Phantom capacity refers to the gap between the number of trucks theoretically available in the market and those that can actually meet the security, compliance, and operational standards required for specific freight lanes. In the U.S.-Mexico market, this gap is widening due to stricter vetting and concentrated freight volumes.
Why are traditional freight metrics misleading in this market?
Traditional metrics like spot rates and tender rejections don’t account for the quality of capacity. A truck may be available on paper, but if it lacks the necessary security clearances or compliance certifications, it’s effectively unusable for cross-border shipments. This creates a disconnect between what the data suggests and the reality on the ground.
How can shippers secure reliable capacity in a tightening market?
Shippers can mitigate risks by diversifying their carrier networks, optimizing lane strategies, investing in compliance and security, and leveraging data-driven market intelligence. Partnering with logistics providers that offer access to vetted capacity and real-time visibility can also support.
What role does technology play in addressing phantom capacity?
Technology can help bridge the gap between theoretical and usable capacity by:
- Enabling real-time tracking and visibility into carrier performance.
- Automating compliance checks and documentation.
- Using AI-driven tools to match freight with vetted, compliant carriers.
Will the U.S.-Mexico trucking market continue to tighten?
The market is likely to remain tight as long as security and compliance requirements are prioritized. However, trends like carrier consolidation, technological adoption, and potential regulatory shifts could influence the trajectory. Shippers and carriers should prepare for ongoing volatility and invest in strategies to navigate the constraints.
Key Takeaways
- Phantom capacity is reshaping the U.S.-Mexico trucking market. A growing gap between theoretical and usable capacity is tightening the market, even as demand remains stable.

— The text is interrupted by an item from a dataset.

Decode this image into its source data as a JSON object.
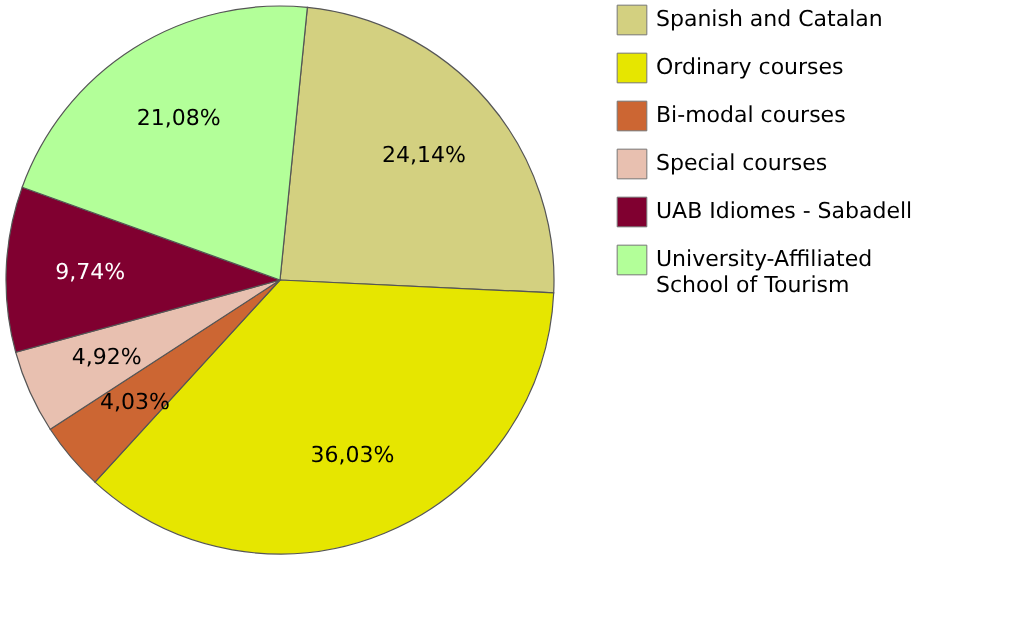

- Security and compliance are the primary drivers. Stricter vetting, regulatory protocols, and concentrated freight volumes are reducing the pool of compliant, vetted carriers.
- Traditional metrics are misleading. Spot rates and tender rejections don’t account for the quality of capacity, creating a false sense of market looseness.
- Northbound freight faces unique challenges. Imbalanced demand (two to three times higher northbound than southbound) forces carriers to deadhead equipment, further tightening U.S.-bound coverage.
- Shippers must adapt strategically. Diversifying carrier networks, optimizing lanes, investing in compliance, and leveraging data can help mitigate risks.
- The market is unlikely to loosen soon. As long as security and compliance remain priorities, phantom capacity will persist, requiring ongoing adaptation from shippers and carriers.
The Road Ahead
The U.S.-Mexico trucking market is at a crossroads. Phantom capacity is not just a temporary blip—it’s a structural shift driven by evolving security and compliance standards. For shippers, the message is clear: relying on traditional metrics and outdated strategies is no longer sufficient. Success in this market will require a proactive approach, grounded in data, technology, and partnerships with vetted, compliant carriers.
As the market continues to tighten, those who adapt will thrive. Those who don’t risk being left behind, stranded in the gap between what the data suggests and what the market can actually deliver.